Especially after the Department of Justice’s report on the local court’s practices in Ferguson, Missouri, which exposed their use of fines and fees to raise revenue at the expense of poor, minority community members, there has been growing pressure to change the system.
Students worked on 3 specific challenges, to create new prototypes to be piloted:
Empowering Individuals: How can we help defendants who don’t have a lawyer better know and use their rights?
Improving the Fairness of Courts: What kind of tool can we build for courts so they can more accurately, fairly determine if (and how much) people can pay when it comes to traffic fines?
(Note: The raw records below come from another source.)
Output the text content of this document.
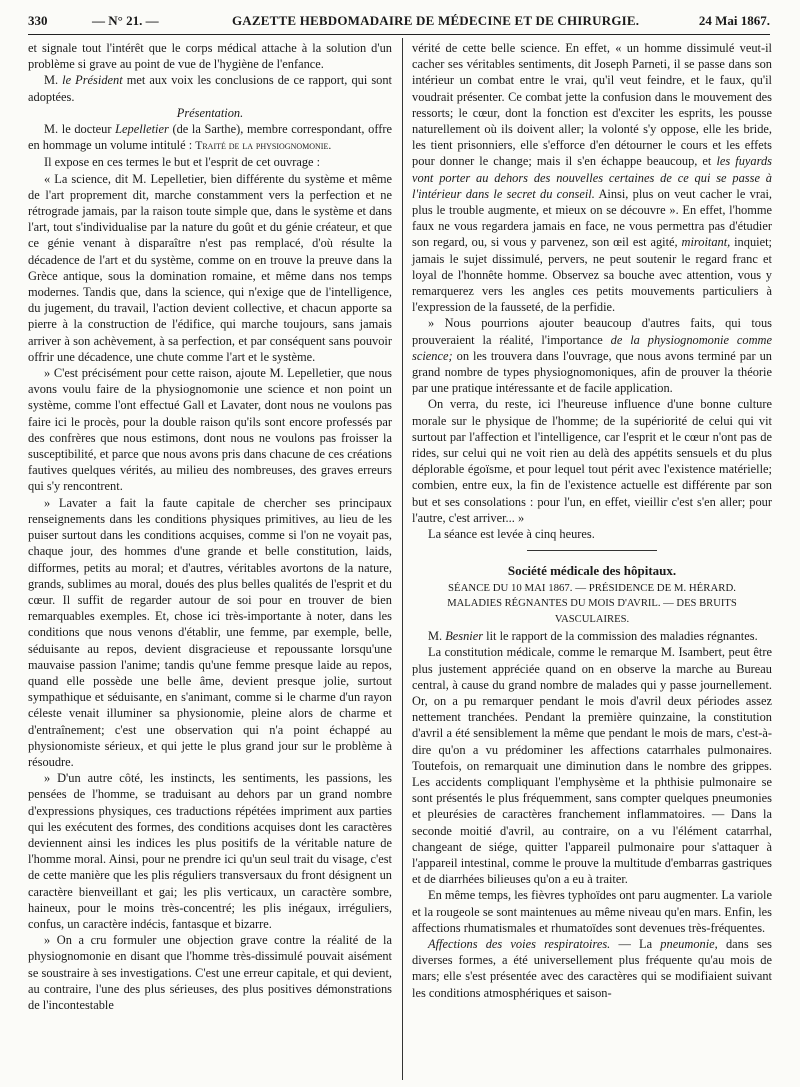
330	— N° 21. —	GAZETTE HEBDOMADAIRE DE MÉDECINE ET DE CHIRURGIE.	24 Mai 1867.

et signale tout l'intérêt que le corps médical attache à la solution d'un problème si grave au point de vue de l'hygiène de l'enfance.

M. le Président met aux voix les conclusions de ce rapport, qui sont adoptées.

Présentation.

M. le docteur Lepelletier (de la Sarthe), membre correspondant, offre en hommage un volume intitulé : Traité de la physiognomonie.

Il expose en ces termes le but et l'esprit de cet ouvrage :

« La science, dit M. Lepelletier, bien différente du système et même de l'art proprement dit, marche constamment vers la perfection et ne rétrograde jamais, par la raison toute simple que, dans le système et dans l'art, tout s'individualise par la nature du goût et du génie créateur, et que ce génie venant à disparaître n'est pas remplacé, d'où résulte la décadence de l'art et du système, comme on en trouve la preuve dans la Grèce antique, sous la domination romaine, et même dans nos temps modernes. Tandis que, dans la science, qui n'exige que de l'intelligence, du jugement, du travail, l'action devient collective, et chacun apporte sa pierre à la construction de l'édifice, qui marche toujours, sans jamais arriver à son achèvement, à sa perfection, et par conséquent sans pouvoir offrir une décadence, une chute comme l'art et le système.

» C'est précisément pour cette raison, ajoute M. Lepelletier, que nous avons voulu faire de la physiognomonie une science et non point un système, comme l'ont effectué Gall et Lavater, dont nous ne voulons pas faire ici le procès, pour la double raison qu'ils sont encore professés par des confrères que nous estimons, dont nous ne voulons pas froisser la susceptibilité, et parce que nous avons pris dans chacune de ces créations fautives quelques vérités, au milieu des nombreuses, des graves erreurs qui s'y rencontrent.

» Lavater a fait la faute capitale de chercher ses principaux renseignements dans les conditions physiques primitives, au lieu de les puiser surtout dans les conditions acquises, comme si l'on ne voyait pas, chaque jour, des hommes d'une grande et belle constitution, laids, difformes, petits au moral; et d'autres, véritables avortons de la nature, grands, sublimes au moral, doués des plus belles qualités de l'esprit et du cœur. Il suffit de regarder autour de soi pour en trouver de bien remarquables exemples. Et, chose ici très-importante à noter, dans les conditions que nous venons d'établir, une femme, par exemple, belle, séduisante au repos, devient disgracieuse et repoussante lorsqu'une mauvaise passion l'anime; tandis qu'une femme presque laide au repos, quand elle possède une belle âme, devient presque jolie, surtout sympathique et séduisante, en s'animant, comme si le charme d'un rayon céleste venait illuminer sa physionomie, pleine alors de charme et d'entraînement; c'est une observation qui n'a point échappé au physionomiste sérieux, et qui jette le plus grand jour sur le problème à résoudre.

» D'un autre côté, les instincts, les sentiments, les passions, les pensées de l'homme, se traduisant au dehors par un grand nombre d'expressions physiques, ces traductions répétées impriment aux parties qui les exécutent des formes, des conditions acquises dont les caractères deviennent ainsi les indices les plus positifs de la véritable nature de l'homme moral. Ainsi, pour ne prendre ici qu'un seul trait du visage, c'est de cette manière que les plis réguliers transversaux du front désignent un caractère bienveillant et gai; les plis verticaux, un caractère sombre, haineux, pour le moins très-concentré; les plis inégaux, irréguliers, confus, un caractère indécis, fantasque et bizarre.

» On a cru formuler une objection grave contre la réalité de la physiognomonie en disant que l'homme très-dissimulé pouvait aisément se soustraire à ses investigations. C'est une erreur capitale, et qui devient, au contraire, l'une des plus sérieuses, des plus positives démonstrations de l'incontestable

vérité de cette belle science. En effet, « un homme dissimulé veut-il cacher ses véritables sentiments, dit Joseph Parneti, il se passe dans son intérieur un combat entre le vrai, qu'il veut feindre, et le faux, qu'il voudrait présenter. Ce combat jette la confusion dans le mouvement des ressorts; le cœur, dont la fonction est d'exciter les esprits, les pousse naturellement où ils doivent aller; la volonté s'y oppose, elle les bride, les tient prisonniers, elle s'efforce d'en détourner le cours et les effets pour donner le change; mais il s'en échappe beaucoup, et les fuyards vont porter au dehors des nouvelles certaines de ce qui se passe à l'intérieur dans le secret du conseil. Ainsi, plus on veut cacher le vrai, plus le trouble augmente, et mieux on se découvre ». En effet, l'homme faux ne vous regardera jamais en face, ne vous permettra pas d'étudier son regard, ou, si vous y parvenez, son œil est agité, miroitant, inquiet; jamais le sujet dissimulé, pervers, ne peut soutenir le regard franc et loyal de l'honnête homme. Observez sa bouche avec attention, vous y remarquerez vers les angles ces petits mouvements particuliers à l'expression de la fausseté, de la perfidie.

» Nous pourrions ajouter beaucoup d'autres faits, qui tous prouveraient la réalité, l'importance de la physiognomonie comme science; on les trouvera dans l'ouvrage, que nous avons terminé par un grand nombre de types physiognomoniques, afin de prouver la théorie par une pratique intéressante et de facile application.

On verra, du reste, ici l'heureuse influence d'une bonne culture morale sur le physique de l'homme; de la supériorité de celui qui vit surtout par l'affection et l'intelligence, car l'esprit et le cœur n'ont pas de rides, sur celui qui ne voit rien au delà des appétits sensuels et du plus déplorable égoïsme, et pour lequel tout périt avec l'existence matérielle; combien, entre eux, la fin de l'existence actuelle est différente par son but et ses consolations : pour l'un, en effet, vieillir c'est s'en aller; pour l'autre, c'est arriver... »

La séance est levée à cinq heures.

Société médicale des hôpitaux.

SÉANCE DU 10 MAI 1867. — PRÉSIDENCE DE M. HÉRARD.

MALADIES RÉGNANTES DU MOIS D'AVRIL. — DES BRUITS VASCULAIRES.

M. Besnier lit le rapport de la commission des maladies régnantes.

La constitution médicale, comme le remarque M. Isambert, peut être plus justement appréciée quand on en observe la marche au Bureau central, à cause du grand nombre de malades qui y passe journellement. Or, on a pu remarquer pendant le mois d'avril deux périodes assez nettement tranchées. Pendant la première quinzaine, la constitution d'avril a été sensiblement la même que pendant le mois de mars, c'est-à-dire qu'on a vu prédominer les affections catarrhales pulmonaires. Toutefois, on remarquait une diminution dans le nombre des grippes. Les accidents compliquant l'emphysème et la phthisie pulmonaire se sont présentés le plus fréquemment, sans compter quelques pneumonies et pleurésies de caractères franchement inflammatoires. — Dans la seconde moitié d'avril, au contraire, on a vu l'élément catarrhal, changeant de siége, quitter l'appareil pulmonaire pour s'attaquer à l'appareil intestinal, comme le prouve la multitude d'embarras gastriques et de diarrhées bilieuses qu'on a eu à traiter.

En même temps, les fièvres typhoïdes ont paru augmenter. La variole et la rougeole se sont maintenues au même niveau qu'en mars. Enfin, les affections rhumatismales et rhumatoïdes sont devenues très-fréquentes.

Affections des voies respiratoires. — La pneumonie, dans ses diverses formes, a été universellement plus fréquente qu'au mois de mars; elle s'est présentée avec des caractères qui se modifiaient suivant les conditions atmosphériques et saison-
Building a Holistic Service Network: How can we connect civil legal aid groups with criminal justice groups (and more) to create a network of support for individuals who are facing problems in multiple systems at the same time?
Prototyping Access to Justice: 2016-2017
In the 2016-17 school year, our Legal Design Lab team taught versions of the class Prototyping Access to Justice, where our partners were teams at local California courts and the Judicial Council of California.
Student teams in the courses investigated what the experiences of courts are for people without lawyers. The classes are cross-listed in the Law School and the d.school.
Teams proposed new concepts that could make the courts — and especially their Self Help Centers — more usable, user-friendly, and empowering.
You can see work product from the classes at this course webpage.